Email is the simplest way to target malware to a specific person and has a VERY high likelihood of being effective.
Email is still the best delivery mechanism for highly targeted campaigns. It may be malware payloads, may direct a user to a site to download the payload or asks for user credentials on a misleading site so they can access cloud services with your credentials.
While all the rage is about APTs (Advanced Persistent Threats), surprisingly effective old school hacks are extremely effective with Email, in particular:
- MS Office attachments (e.g. Word and Excel) documents
- Spear phishing attacks
A typical scenario is the receipt of a resume via Email or any other document that appears legitimate, however it's laced with macros or scripts that invoke exploits and/or malware to ensnare the victim.
Most people believe in one or more of these myths:
- SaaS Email from a service is safe
- Stripping EXE, bat and other attachments is enough
- Having a SPAM appliance (e.g. Barracuda Networks) or service is enough
- Endpoint AV software will protect them
- Next generation firewalls will protect against this
- Using a SaaS service will "air gap" the endpoint
- Only larger firms are targeted
No, no, no, no, no, no and no!
None of the above will block a legitimate allowed attachment, typically a MS word or Excel file laced with malware or exploits to download malware. Even PDF files can be infected. All the aforementioned solutions rely ultimately upon signature based techniques and the real ongoing observed threats of zero day malware and rapid mutations makes it an ineffective solution.

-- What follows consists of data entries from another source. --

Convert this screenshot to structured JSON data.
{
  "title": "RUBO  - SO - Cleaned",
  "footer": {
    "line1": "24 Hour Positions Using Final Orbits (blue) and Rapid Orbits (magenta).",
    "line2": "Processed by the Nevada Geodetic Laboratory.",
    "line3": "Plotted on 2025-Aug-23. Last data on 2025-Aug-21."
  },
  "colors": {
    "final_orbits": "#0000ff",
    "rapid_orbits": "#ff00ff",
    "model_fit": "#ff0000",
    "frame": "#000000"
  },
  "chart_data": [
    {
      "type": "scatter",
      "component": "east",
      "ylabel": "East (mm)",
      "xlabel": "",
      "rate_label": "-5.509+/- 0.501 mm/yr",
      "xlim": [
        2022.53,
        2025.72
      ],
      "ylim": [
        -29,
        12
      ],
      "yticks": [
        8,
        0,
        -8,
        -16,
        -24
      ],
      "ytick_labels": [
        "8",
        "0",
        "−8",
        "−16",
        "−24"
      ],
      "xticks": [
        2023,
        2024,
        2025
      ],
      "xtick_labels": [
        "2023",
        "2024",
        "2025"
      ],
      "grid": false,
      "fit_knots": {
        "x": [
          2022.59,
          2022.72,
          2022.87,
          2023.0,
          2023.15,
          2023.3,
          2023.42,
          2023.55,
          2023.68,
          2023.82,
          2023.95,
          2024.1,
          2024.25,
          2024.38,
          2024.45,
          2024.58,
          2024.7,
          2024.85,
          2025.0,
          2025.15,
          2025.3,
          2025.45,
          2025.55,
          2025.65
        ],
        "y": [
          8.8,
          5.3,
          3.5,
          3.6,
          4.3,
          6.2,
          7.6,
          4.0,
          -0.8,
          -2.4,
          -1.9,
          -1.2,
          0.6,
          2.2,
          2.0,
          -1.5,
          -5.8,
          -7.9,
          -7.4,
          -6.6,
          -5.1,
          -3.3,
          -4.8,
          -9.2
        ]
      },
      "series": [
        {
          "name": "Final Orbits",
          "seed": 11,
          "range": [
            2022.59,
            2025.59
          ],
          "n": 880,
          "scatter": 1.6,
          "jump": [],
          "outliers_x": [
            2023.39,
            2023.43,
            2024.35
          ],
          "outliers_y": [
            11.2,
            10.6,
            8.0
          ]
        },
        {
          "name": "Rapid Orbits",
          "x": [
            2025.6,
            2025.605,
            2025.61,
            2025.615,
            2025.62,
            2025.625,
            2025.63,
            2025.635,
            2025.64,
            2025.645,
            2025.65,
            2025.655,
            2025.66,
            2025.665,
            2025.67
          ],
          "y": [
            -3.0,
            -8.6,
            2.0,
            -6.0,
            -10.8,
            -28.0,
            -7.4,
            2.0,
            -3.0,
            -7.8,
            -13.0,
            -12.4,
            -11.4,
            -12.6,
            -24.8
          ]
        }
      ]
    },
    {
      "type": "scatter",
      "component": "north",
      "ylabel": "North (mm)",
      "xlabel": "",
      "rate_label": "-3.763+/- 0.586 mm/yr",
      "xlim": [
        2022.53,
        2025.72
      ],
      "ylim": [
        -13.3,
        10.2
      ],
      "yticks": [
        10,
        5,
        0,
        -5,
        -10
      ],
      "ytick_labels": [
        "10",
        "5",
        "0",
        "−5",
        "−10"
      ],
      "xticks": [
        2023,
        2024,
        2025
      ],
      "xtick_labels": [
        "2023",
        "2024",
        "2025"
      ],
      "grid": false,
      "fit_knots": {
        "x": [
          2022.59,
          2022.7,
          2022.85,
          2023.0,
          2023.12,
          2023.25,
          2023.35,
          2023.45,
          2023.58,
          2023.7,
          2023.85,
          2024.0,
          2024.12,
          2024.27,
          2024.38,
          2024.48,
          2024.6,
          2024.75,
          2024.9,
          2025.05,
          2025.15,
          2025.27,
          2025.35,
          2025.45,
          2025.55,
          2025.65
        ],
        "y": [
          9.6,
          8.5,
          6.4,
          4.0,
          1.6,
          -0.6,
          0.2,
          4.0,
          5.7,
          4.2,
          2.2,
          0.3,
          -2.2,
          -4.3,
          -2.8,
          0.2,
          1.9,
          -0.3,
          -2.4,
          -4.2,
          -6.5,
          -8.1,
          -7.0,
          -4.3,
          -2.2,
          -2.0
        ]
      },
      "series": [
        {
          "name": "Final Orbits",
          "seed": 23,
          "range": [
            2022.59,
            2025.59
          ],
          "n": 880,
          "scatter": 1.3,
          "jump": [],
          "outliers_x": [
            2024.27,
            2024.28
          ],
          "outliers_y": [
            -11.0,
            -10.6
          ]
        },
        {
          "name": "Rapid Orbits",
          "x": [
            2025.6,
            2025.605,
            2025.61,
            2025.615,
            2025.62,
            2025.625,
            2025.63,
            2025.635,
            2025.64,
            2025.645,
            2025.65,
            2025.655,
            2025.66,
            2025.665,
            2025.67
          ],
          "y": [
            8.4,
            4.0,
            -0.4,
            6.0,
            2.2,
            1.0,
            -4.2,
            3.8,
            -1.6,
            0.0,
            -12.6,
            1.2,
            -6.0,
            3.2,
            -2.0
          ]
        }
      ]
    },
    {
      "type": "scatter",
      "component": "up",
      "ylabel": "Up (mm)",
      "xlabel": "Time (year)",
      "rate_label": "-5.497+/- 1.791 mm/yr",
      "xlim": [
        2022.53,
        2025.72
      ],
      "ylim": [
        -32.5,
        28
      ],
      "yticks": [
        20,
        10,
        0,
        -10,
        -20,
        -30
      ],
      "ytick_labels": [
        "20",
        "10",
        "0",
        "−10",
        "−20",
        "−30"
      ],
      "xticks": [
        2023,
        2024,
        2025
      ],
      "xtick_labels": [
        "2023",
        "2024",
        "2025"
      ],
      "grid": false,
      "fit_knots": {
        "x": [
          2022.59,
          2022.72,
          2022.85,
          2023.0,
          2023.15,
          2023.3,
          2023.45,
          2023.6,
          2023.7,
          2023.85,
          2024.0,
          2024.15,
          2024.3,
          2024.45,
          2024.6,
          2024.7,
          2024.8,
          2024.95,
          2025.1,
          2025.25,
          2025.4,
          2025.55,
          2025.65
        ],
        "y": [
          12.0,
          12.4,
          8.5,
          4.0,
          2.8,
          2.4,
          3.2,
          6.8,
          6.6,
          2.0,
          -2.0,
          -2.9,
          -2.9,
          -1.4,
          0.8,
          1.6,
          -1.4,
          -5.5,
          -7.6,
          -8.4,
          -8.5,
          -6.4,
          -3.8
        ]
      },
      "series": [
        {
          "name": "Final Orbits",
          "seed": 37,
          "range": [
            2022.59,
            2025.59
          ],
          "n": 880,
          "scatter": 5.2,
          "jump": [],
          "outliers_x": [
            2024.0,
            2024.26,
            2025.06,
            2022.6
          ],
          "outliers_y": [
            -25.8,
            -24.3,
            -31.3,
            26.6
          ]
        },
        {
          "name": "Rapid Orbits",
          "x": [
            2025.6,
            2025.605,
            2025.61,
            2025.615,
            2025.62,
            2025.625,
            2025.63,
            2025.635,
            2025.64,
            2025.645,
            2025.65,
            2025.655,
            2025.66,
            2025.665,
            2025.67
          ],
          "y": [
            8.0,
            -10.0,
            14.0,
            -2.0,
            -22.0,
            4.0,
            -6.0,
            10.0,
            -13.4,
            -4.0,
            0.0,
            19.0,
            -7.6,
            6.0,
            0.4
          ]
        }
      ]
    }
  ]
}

These days, the only way to still receive these kind of attachments and achieve 99% effectiveness in blocking the threats is with sandboxing techniques. In particular FireEye and Fortinet FortiMail are great examples. Whether on premise or cloud based, it's currently the only way to conduct business through Email with some assurance of active breach protection.
However… Corporate Email is one thing, personal web mail Email, other SaaS offerings coupled with the invisibility of encryption mean you need to inspect ALL traffic.
Fortunately solutions and best practices exist, but the key is in proper execution of appropriate technologies.